Les femmes réfugiées combattent l'ennui et les mauvais souvenirs en tissant des tapis
Les femmes réfugiées combattent l'ennui et les mauvais souvenirs en tissant des tapis
CAMP DE REFUGIES D'ADIYAMAN, Turquie, 24 octobre (HCR) - Après avoir vécu au milieu d'un conflit puis une fuite en exil, un camp de réfugiés offre l'hébergement, la sécurité, la nourriture et l'eau - mais aussi le désoeuvrement, les journées étant rythmées de tâches essentiellement banales.
Au camp de réfugiés d'Adiyaman dans le sud de la Turquie, un peu plus de 40 femmes mènent une vie différente. Elles ont d'abord acquis des compétences professionnelles et, maintenant, elles travaillent. Une grande tente localisée au centre de ce camp accueillant 10 000 réfugiés est devenue un atelier de tissage de tapis.
Le projet est mis en oeuvre par la direction du camp avec l'aide et le financement de la municipalité locale, qui a fourni des métiers à tisser et d'autres équipements. Sous la direction d'un enseignant turc, les femmes apprennent les techniques de fabrication de tapis traditionnels et, dès les semaines suivantes, elles commencent à tisser leurs propres tapis.
« Ici, les femmes veulent travailler pour ne pas penser tout le temps à la Syrie et aux moments tragiques vécus chez elles », explique Rula Qasim, qui a fui les combats dans son pays il y a plus d'un an. Pendant des mois, elle a pensé à son pays et aux souvenirs qu'elle avait laissés derrière elle, jusqu'à ce que sa mère lui ait demandé de rejoindre l'atelier.
« Ce [travail] nous aide à oublier les traumatismes, comme celui de perdre des proches. On arrête de penser tout le temps aux enfants qui se trouvent encore en Syrie. Ce cours peut nous aider à aller mieux », explique-t-elle.
Le travail a d'autres avantages. Warda Beitun est âgée de 15 ans seulement, mais elle est employée dans l'atelier depuis presque un an et elle a terminé deux tapis. Les matériaux sont fournis par des sociétés turques qui viennent chercher les tapis finalisés pour les vendre en Turquie et à l'étranger. Les deux tapis de Warda ont été vendus et elle a reçu un pourcentage sur le prix de vente.
Les tapis sont fabriqués selon un modèle de conception traditionnelle et délicate, selon Warda. « La partie la plus difficile de ce travail consiste à faire correspondre exactement les motifs. Certains volets de cette profession sont difficiles à mettre en pratique, ce n'est pas facile. Par exemple, il faut apprendre à placer le fil dans la position exacte. C'est difficile. »

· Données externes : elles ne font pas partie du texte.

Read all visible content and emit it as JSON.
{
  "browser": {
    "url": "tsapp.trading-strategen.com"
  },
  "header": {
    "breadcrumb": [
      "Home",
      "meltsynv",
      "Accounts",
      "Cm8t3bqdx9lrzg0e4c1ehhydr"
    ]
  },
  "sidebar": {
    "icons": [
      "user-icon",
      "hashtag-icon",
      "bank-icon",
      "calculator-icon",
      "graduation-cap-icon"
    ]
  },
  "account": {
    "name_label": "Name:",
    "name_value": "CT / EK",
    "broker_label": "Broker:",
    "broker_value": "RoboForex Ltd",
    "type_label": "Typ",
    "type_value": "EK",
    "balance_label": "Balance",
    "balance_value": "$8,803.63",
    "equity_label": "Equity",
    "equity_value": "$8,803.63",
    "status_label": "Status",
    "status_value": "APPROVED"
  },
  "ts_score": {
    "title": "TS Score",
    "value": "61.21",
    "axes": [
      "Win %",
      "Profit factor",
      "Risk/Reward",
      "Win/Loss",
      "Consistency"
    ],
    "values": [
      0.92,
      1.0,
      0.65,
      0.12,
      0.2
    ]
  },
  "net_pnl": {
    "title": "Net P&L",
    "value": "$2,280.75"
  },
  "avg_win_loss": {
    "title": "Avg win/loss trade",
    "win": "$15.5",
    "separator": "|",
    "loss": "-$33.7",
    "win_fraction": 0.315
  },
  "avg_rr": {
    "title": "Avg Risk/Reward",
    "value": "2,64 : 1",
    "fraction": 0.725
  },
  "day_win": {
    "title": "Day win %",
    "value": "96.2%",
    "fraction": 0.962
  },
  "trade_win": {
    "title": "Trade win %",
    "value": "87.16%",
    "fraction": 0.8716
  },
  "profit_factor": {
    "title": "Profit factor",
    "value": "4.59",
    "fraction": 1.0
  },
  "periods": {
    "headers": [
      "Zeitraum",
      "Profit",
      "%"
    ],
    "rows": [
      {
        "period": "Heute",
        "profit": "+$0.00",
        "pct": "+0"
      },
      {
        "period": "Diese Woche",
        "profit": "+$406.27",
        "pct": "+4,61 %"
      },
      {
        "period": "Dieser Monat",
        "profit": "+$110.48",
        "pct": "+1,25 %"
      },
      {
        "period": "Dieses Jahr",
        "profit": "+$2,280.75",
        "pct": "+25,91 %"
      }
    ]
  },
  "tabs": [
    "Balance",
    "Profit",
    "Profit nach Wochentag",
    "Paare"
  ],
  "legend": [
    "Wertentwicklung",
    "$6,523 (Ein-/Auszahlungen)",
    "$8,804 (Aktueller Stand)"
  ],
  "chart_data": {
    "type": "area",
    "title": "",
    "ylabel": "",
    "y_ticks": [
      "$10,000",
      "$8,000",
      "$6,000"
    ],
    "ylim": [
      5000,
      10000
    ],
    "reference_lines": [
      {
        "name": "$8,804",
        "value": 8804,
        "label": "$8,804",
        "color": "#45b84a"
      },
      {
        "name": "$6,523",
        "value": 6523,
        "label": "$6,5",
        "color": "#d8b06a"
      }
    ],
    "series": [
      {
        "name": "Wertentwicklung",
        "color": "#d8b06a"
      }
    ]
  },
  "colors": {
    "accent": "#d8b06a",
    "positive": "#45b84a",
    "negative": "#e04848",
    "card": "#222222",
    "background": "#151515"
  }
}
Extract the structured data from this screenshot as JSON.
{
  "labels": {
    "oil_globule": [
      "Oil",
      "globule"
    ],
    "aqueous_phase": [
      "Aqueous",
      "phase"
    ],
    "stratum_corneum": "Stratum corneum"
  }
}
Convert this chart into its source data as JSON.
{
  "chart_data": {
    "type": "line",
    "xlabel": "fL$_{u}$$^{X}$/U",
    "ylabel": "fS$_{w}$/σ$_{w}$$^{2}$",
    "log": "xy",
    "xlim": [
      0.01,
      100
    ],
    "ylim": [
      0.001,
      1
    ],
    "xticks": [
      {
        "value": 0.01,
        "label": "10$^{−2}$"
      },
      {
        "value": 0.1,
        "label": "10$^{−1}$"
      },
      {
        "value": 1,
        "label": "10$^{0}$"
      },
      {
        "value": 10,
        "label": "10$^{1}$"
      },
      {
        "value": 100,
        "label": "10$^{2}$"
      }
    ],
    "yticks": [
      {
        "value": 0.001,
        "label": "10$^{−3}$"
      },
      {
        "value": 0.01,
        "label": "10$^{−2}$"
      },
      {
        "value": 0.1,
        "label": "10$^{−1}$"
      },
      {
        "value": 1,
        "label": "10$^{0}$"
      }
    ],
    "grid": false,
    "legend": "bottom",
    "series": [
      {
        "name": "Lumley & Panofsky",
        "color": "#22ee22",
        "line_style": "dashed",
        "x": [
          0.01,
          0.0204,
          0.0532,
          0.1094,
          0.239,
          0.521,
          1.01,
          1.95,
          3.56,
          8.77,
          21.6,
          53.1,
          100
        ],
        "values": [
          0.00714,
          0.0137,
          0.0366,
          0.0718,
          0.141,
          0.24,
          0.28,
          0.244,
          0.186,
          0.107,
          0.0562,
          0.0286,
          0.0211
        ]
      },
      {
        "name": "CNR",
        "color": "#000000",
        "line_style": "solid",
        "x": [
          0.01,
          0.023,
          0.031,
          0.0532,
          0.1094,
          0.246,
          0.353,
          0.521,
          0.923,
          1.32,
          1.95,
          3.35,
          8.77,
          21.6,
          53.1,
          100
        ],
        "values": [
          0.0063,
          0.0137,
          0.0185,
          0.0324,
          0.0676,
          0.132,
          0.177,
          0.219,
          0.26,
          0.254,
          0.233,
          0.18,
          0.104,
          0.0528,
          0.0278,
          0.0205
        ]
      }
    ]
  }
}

La tutrice de cet artisanat turc, Gamze Karayilan, ne cache pas qu'elle et ses collègues considèrent leur travail au-delà du seul enseignement du tissage de tapis. Elles n'ont pas peur de suggérer aux femmes syriennes que ce travail pourrait les rendre autonomes.
« Ils ont certaines traditions », dit Gamze Karayilan. « Du point de vue d'un homme, l'objectif principal pour les femmes, c'est d'avoir des enfants. Au début, nous l'avons même critiqué, mais c'est leur tradition. Ici, au camp, ce sont les hommes qui sont aux commandes de la vie, ils regardent les femmes différemment. C'est un effort mineur mais, au moins, nous essayons de changer la culture. »
L'atelier de tapis a été récemment suivi par un autre projet pilote, la couture et la confection pour hommes. Pour le moment, seulement 15 hommes apprennent un nouveau métier.
Dehors, dans les rues sablonneuses de la cité de tentes, c'est l'ennui qui prédomine. Contrairement aux réfugiés urbains, ils ne sont pas libres de se déplacer à l'extérieur du camp et donc ils ne peuvent pas trouver du travail pour la récolte du coton. Des milliers de réfugiés sont donc assis ou debout et ils attendent. Il n'y a pas grand-chose d'autre à faire.